Je savais que je ne venais que pour la bande annonce, entraperçue un ou deux mois plus tôt et qui m’avait intriguée (et parce que j’ai un abonnement ciné à rentabiliser). Je me disais qu’une production Amazon, avec un Russel Crowe probablement prêt à accepter n’importe quel rôle serait médiocre, sinon calamiteux (à noter que la seconde option est préférable).

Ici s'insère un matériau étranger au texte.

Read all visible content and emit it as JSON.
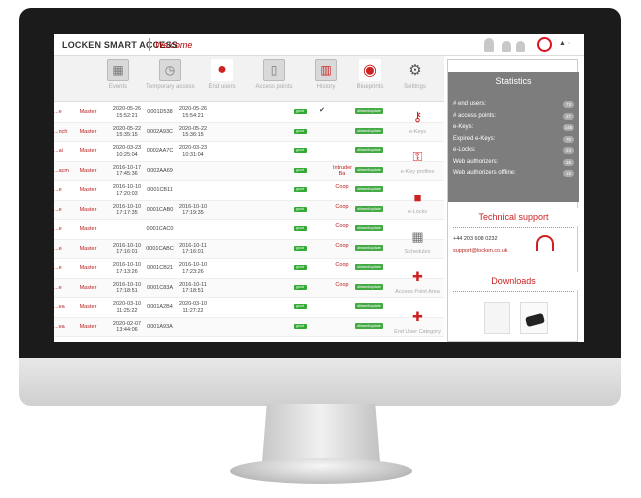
{
  "app": {
    "brand": "LOCKEN SMART ACCESS",
    "welcome": "Welcome",
    "user_menu": "▲ ·"
  },
  "toolbar": {
    "items": [
      {
        "label": "Events",
        "icon": "calendar-grid-icon"
      },
      {
        "label": "Temporary access",
        "icon": "calendar-clock-icon"
      },
      {
        "label": "End users",
        "icon": "person-icon"
      },
      {
        "label": "Access points",
        "icon": "door-icon"
      },
      {
        "label": "History",
        "icon": "bar-chart-icon"
      },
      {
        "label": "Blueprints",
        "icon": "map-pin-icon"
      },
      {
        "label": "Settings",
        "icon": "gears-icon"
      }
    ]
  },
  "table": {
    "rows": [
      {
        "name": "...e",
        "role": "Master",
        "date1": "2020-05-26",
        "time1": "15:52:21",
        "code": "0001D538",
        "date2": "2020-05-26",
        "time2": "15:54:21",
        "state": "good",
        "check": "✔",
        "zone": "",
        "action": "allowed/update"
      },
      {
        "name": "...nch",
        "role": "Master",
        "date1": "2020-05-22",
        "time1": "15:35:15",
        "code": "0002A93C",
        "date2": "2020-05-22",
        "time2": "15:36:15",
        "state": "good",
        "check": "",
        "zone": "",
        "action": "allowed/update"
      },
      {
        "name": "...ai",
        "role": "Master",
        "date1": "2020-03-23",
        "time1": "10:25:04",
        "code": "0002AA7C",
        "date2": "2020-03-23",
        "time2": "10:31:04",
        "state": "good",
        "check": "",
        "zone": "",
        "action": "allowed/update"
      },
      {
        "name": "...acm",
        "role": "Master",
        "date1": "2016-10-17",
        "time1": "17:45:36",
        "code": "0002AA69",
        "date2": "",
        "time2": "",
        "state": "good",
        "check": "",
        "zone": "Intruder Ba",
        "action": "allowed/update"
      },
      {
        "name": "...e",
        "role": "Master",
        "date1": "2016-10-10",
        "time1": "17:20:03",
        "code": "0001CB11",
        "date2": "",
        "time2": "",
        "state": "good",
        "check": "",
        "zone": "Coop",
        "action": "allowed/update"
      },
      {
        "name": "...e",
        "role": "Master",
        "date1": "2016-10-10",
        "time1": "17:17:35",
        "code": "0001CAB0",
        "date2": "2016-10-10",
        "time2": "17:19:35",
        "state": "good",
        "check": "",
        "zone": "Coop",
        "action": "allowed/update"
      },
      {
        "name": "...e",
        "role": "Master",
        "date1": "",
        "time1": "",
        "code": "0001CAC0",
        "date2": "",
        "time2": "",
        "state": "good",
        "check": "",
        "zone": "Coop",
        "action": "allowed/update"
      },
      {
        "name": "...e",
        "role": "Master",
        "date1": "2016-10-10",
        "time1": "17:16:01",
        "code": "0001CABC",
        "date2": "2016-10-11",
        "time2": "17:16:01",
        "state": "good",
        "check": "",
        "zone": "Coop",
        "action": "allowed/update"
      },
      {
        "name": "...e",
        "role": "Master",
        "date1": "2016-10-10",
        "time1": "17:13:26",
        "code": "0001CB21",
        "date2": "2016-10-10",
        "time2": "17:23:26",
        "state": "good",
        "check": "",
        "zone": "Coop",
        "action": "allowed/update"
      },
      {
        "name": "...e",
        "role": "Master",
        "date1": "2016-10-10",
        "time1": "17:18:51",
        "code": "0001C83A",
        "date2": "2016-10-11",
        "time2": "17:18:51",
        "state": "good",
        "check": "",
        "zone": "Coop",
        "action": "allowed/update"
      },
      {
        "name": "...ea",
        "role": "Master",
        "date1": "2020-03-10",
        "time1": "11:25:22",
        "code": "0001A2B4",
        "date2": "2020-03-10",
        "time2": "11:27:22",
        "state": "good",
        "check": "",
        "zone": "",
        "action": "allowed/update"
      },
      {
        "name": "...ea",
        "role": "Master",
        "date1": "2020-02-07",
        "time1": "13:44:06",
        "code": "0001A93A",
        "date2": "",
        "time2": "",
        "state": "good",
        "check": "",
        "zone": "",
        "action": "allowed/update"
      }
    ]
  },
  "side_tools": [
    {
      "label": "e-Keys",
      "icon": "e-key-icon"
    },
    {
      "label": "e-Key profiles",
      "icon": "key-profile-icon"
    },
    {
      "label": "e-Locks",
      "icon": "padlock-icon"
    },
    {
      "label": "Schedules",
      "icon": "schedule-icon"
    },
    {
      "label": "Access Point Area",
      "icon": "access-point-area-icon"
    },
    {
      "label": "End User Category",
      "icon": "user-category-icon"
    }
  ],
  "statistics": {
    "title": "Statistics",
    "rows": [
      {
        "label": "# end users:",
        "value": "73"
      },
      {
        "label": "# access points:",
        "value": "27"
      },
      {
        "label": "e-Keys:",
        "value": "145"
      },
      {
        "label": "Expired e-Keys:",
        "value": "70"
      },
      {
        "label": "e-Locks:",
        "value": "24"
      },
      {
        "label": "Web authorizers:",
        "value": "26"
      },
      {
        "label": "Web authorizers offline:",
        "value": "15"
      }
    ]
  },
  "support": {
    "title": "Technical support",
    "phone": "+44 203 608 0232",
    "email": "support@locken.co.uk"
  },
  "downloads": {
    "title": "Downloads"
  },
  "colors": {
    "accent": "#c22222",
    "stats_bg": "#7d7d7d",
    "good": "#33aa33"
  }
}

Et pourtant, croyez-le ou non : ce n'est franchement pas si mal.
Une introduction anxiogène somme toute assez classique, mais plutôt efficace, à base de commentaires journalistiques et autres constats sociologico-politico-café du commerce sur « comment notre société (américaine) est devenue égoïste, violente, inégalitaire, etc. » et « comment cela se reflète dans nos interactions sur la route ».
Passé ce générique introductif (précédé d’une scène d’ouverture glaçante ou Russel Crowe nous montre d’emblée qu’il n’est pas là pour rigoler en tuant deux personnes et brûlant leur maison), l’essentiel de l’action se déroulant en voiture, on reste à l’affût de la faute d’inattention, de l’accrochage, de l’accident... et ce, avec un petit effet supplémentaire pour moi, étant cycliste et ayant ces angoisses au quotidien.
Russel Crowe nous ayant déjà été montré comme un meurtrier psychopathe, lorsqu’il refait apparition, on sait que rien ne l’arrêtera : ni la foule, ni les caméras, ni la circulation. Nos protagonistes espèreront vainement pouvoir chercher de l’aide, pour être démenti.es à chaque fois. Au final, dans cette immense ville, sur ces routes encombrées, iels seront seul.es. La tension est bien amenée et soigneusement maintenue tout au long du film, dont l’action - une fois passée une exposition concise des protagonistes (avec un nombre assez impressionnant de fusils de Tchekhov, amorcés l’air de rien) - ne s’arrête jamais, les quelques relatives accalmies étant systématiquement des trompe-l’œil. Ajoutez à cela des courses-poursuites réussites, des acteur.ices convaincant.es et des personnages (pour une fois) aux réactions crédibles et intelligentes, le film se laisse regarder sans déplaisir.
Malheureusement, c’est dans son propos qu’il devient décevant. En effet, passé un furtif détour sur la masculinité toxique (on apprend que l’ami Russel est parti en vrille sur une histoire de divorce), le cœur du propos est que l’agressivité des individus en général (et sur la route en particulier, point central de l’existence de beaucoup puisqu’une part importante de leur vie dépend de leur capacité à se déplacer plus ou moins aisément d’un point A à un point B) est due au stress engendré par des conditions de vie difficiles que les inégalités sociales ne font qu’accentuer. Ainsi, dans un contexte globalement anxiogène, le moindre accrochage avec autrui peut facilement déraper et se solder par une violente confrontation. Si ce constat n’est ni original, ni particulièrement subtil, force est de constater qu’en choisissant de concentrer le récit sur une journée (avec des enjeux initiaux assez triviaux pour l’héroïne, à savoir : gérer son planning et les imprévus du quotidien) et en choisissant la circulation automobile comme lieu d’action principal, le film porte efficacement son message sans forcer le trait. Hélas, à deux reprises au moins celui-ci se tire une balle dans le pied avec le fils de l’héroïne qui fait la leçon à cette dernière en laissant entendre qu’au final, elle est la seule responsable de l’agressivité d’autrui qu’elle « provoque », ainsi que de ses retards, puisqu’elle n’a qu’à se lever plus tôt.
(Alors, cher Bobby : maman dort sur le canapé parce que ton oncle fauché et sa compagne vivent avec vous, elle a la charge mentale d’un foyer de 4 personnes, a perdu son boulot, gère le divorce avec ton père qui veut faire tourner l’affaire en bataille judiciaire... donc non, quand elle te dit qu’il y a trop de bagnoles et que c’est un vrai problème urbanistique qui affecte négativement la vie de millions d’Étatsuniens, il ne suffit PAS de se lever plus tôt. Bordel. Retourne jouer à Fortnite sur ta tablette, kikoo à la noix.)
On peut passer outre la conclusion du film, qui responsabilise entièrement les individus pour des problèmes systémiques, et l’apprécier pour le thriller bien fichu qu’il reste malgré tout, mais ce genre de contradiction (ou de sous-texte vicieux) reste décevant.